俺も生と死の狭間で脳内麻薬が大量分泌された事による、一時的な麻痺状態であると自己分析していたので、先輩達の気持ちもよく分かった。
そしてナビはと言うと、ろくに照準されずただ放たれているだけであろう攻撃だったが、手数の多さに紛れて届く致死性の光束を予測するのにありがたい物だった。
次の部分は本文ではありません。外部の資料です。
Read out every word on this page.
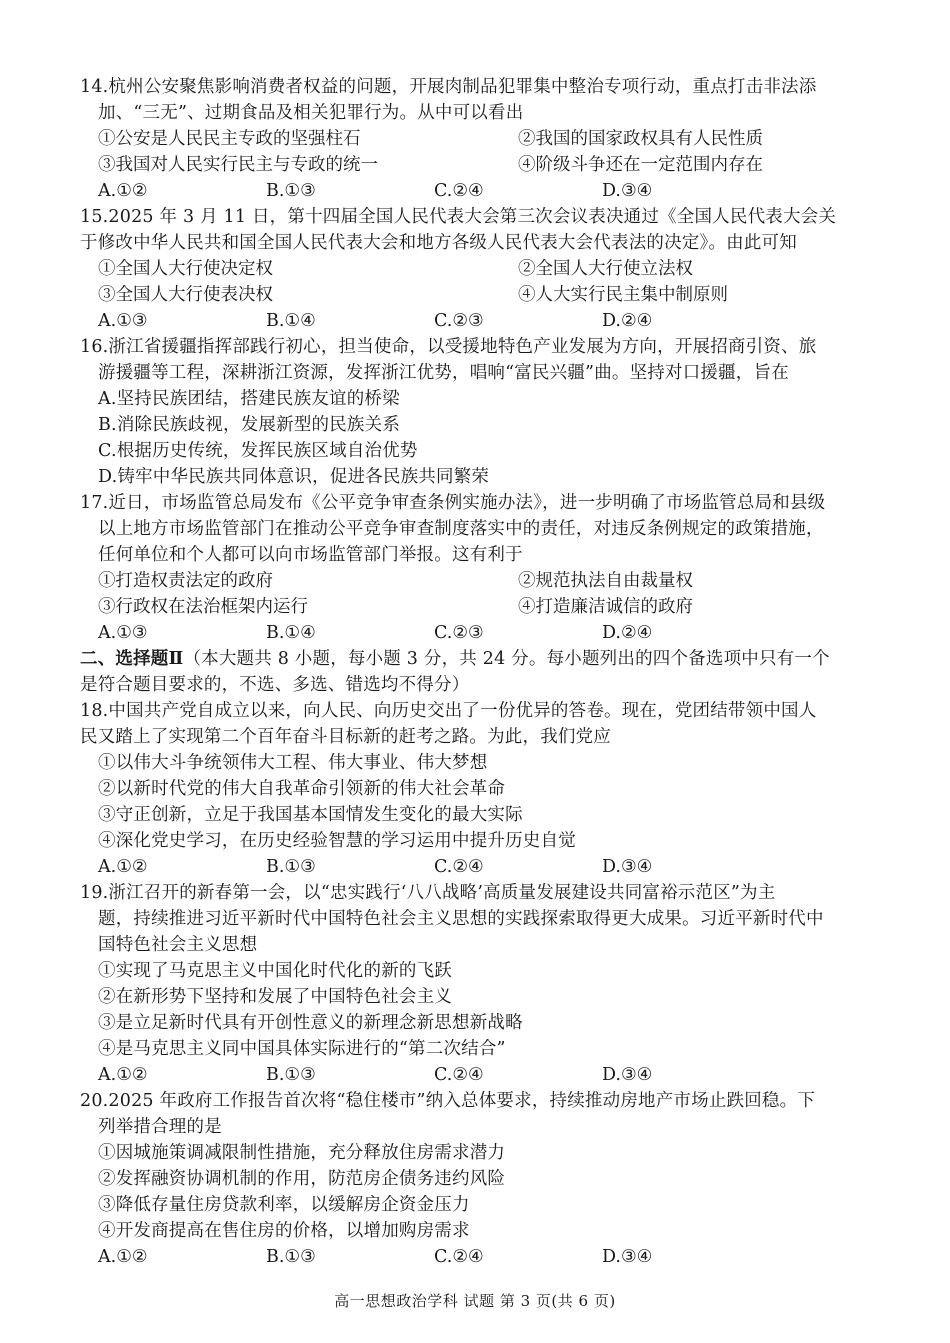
14.杭州公安聚焦影响消费者权益的问题，开展肉制品犯罪集中整治专项行动，重点打击非法添
加、“三无”、过期食品及相关犯罪行为。从中可以看出
①公安是人民民主专政的坚强柱石	②我国的国家政权具有人民性质
③我国对人民实行民主与专政的统一	④阶级斗争还在一定范围内存在
A.①②	B.①③	C.②④	D.③④
15.2025 年 3 月 11 日，第十四届全国人民代表大会第三次会议表决通过《全国人民代表大会关
于修改中华人民共和国全国人民代表大会和地方各级人民代表大会代表法的决定》。由此可知
①全国人大行使决定权	②全国人大行使立法权
③全国人大行使表决权	④人大实行民主集中制原则
A.①③	B.①④	C.②③	D.②④
16.浙江省援疆指挥部践行初心，担当使命，以受援地特色产业发展为方向，开展招商引资、旅
游援疆等工程，深耕浙江资源，发挥浙江优势，唱响“富民兴疆”曲。坚持对口援疆，旨在
A.坚持民族团结，搭建民族友谊的桥梁
B.消除民族歧视，发展新型的民族关系
C.根据历史传统，发挥民族区域自治优势
D.铸牢中华民族共同体意识，促进各民族共同繁荣
17.近日，市场监管总局发布《公平竞争审查条例实施办法》，进一步明确了市场监管总局和县级
以上地方市场监管部门在推动公平竞争审查制度落实中的责任，对违反条例规定的政策措施，
任何单位和个人都可以向市场监管部门举报。这有利于
①打造权责法定的政府	②规范执法自由裁量权
③行政权在法治框架内运行	④打造廉洁诚信的政府
A.①③	B.①④	C.②③	D.②④
二、选择题Ⅱ（本大题共 8 小题，每小题 3 分，共 24 分。每小题列出的四个备选项中只有一个
是符合题目要求的，不选、多选、错选均不得分）
18.中国共产党自成立以来，向人民、向历史交出了一份优异的答卷。现在，党团结带领中国人
民又踏上了实现第二个百年奋斗目标新的赶考之路。为此，我们党应
①以伟大斗争统领伟大工程、伟大事业、伟大梦想
②以新时代党的伟大自我革命引领新的伟大社会革命
③守正创新，立足于我国基本国情发生变化的最大实际
④深化党史学习，在历史经验智慧的学习运用中提升历史自觉
A.①②	B.①③	C.②④	D.③④
19.浙江召开的新春第一会，以“忠实践行‘八八战略’高质量发展建设共同富裕示范区”为主
题，持续推进习近平新时代中国特色社会主义思想的实践探索取得更大成果。习近平新时代中
国特色社会主义思想
①实现了马克思主义中国化时代化的新的飞跃
②在新形势下坚持和发展了中国特色社会主义
③是立足新时代具有开创性意义的新理念新思想新战略
④是马克思主义同中国具体实际进行的“第二次结合”
A.①②	B.①③	C.②④	D.③④
20.2025 年政府工作报告首次将“稳住楼市”纳入总体要求，持续推动房地产市场止跌回稳。下
列举措合理的是
①因城施策调减限制性措施，充分释放住房需求潜力
②发挥融资协调机制的作用，防范房企债务违约风险
③降低存量住房贷款利率，以缓解房企资金压力
④开发商提高在售住房的价格，以增加购房需求
A.①②	B.①③	C.②④	D.③④
高一思想政治学科 试题 第 3 页(共 6 页)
『……実はやせ我慢っす。気を抜くと一気にパニックになりそうだから……あと、申し訳ないんですが逐一情報お願いします。以後返事しませんけど全部聞いてますんで』
会話中も容赦無く降り注ぐ攻撃を、何とか最小の回避運動で凌ぎながら、俺は要望を伝え通信を切ると、一方的な言葉にもかかわらず先輩達は、律儀に情報を流してくれた。
彼等も何かしていた方が気が紛れるのだろう。
俺はそれを基に軌道を修正しながら、周囲の様子を視界に修めていく。
モニターに映る世界は色取り取りの光が彩り、普段の様相とは全く別の表情をみせている。
流れ星の様に跡を残す光束は理不尽な鎌。
儚く揺れる花火は、正体さえ知らなければ見惚れる命の輝き。
両腕にかかる負荷は鋼殻の質量。約2000キログラムの重みは、数字には表れない重圧を俺にもたらす。
ゆっくりとだが単機より確実に早いペースで減り続けるレプトムの残量ゲージに、背後から迫る死の足音が聴こえた気がした。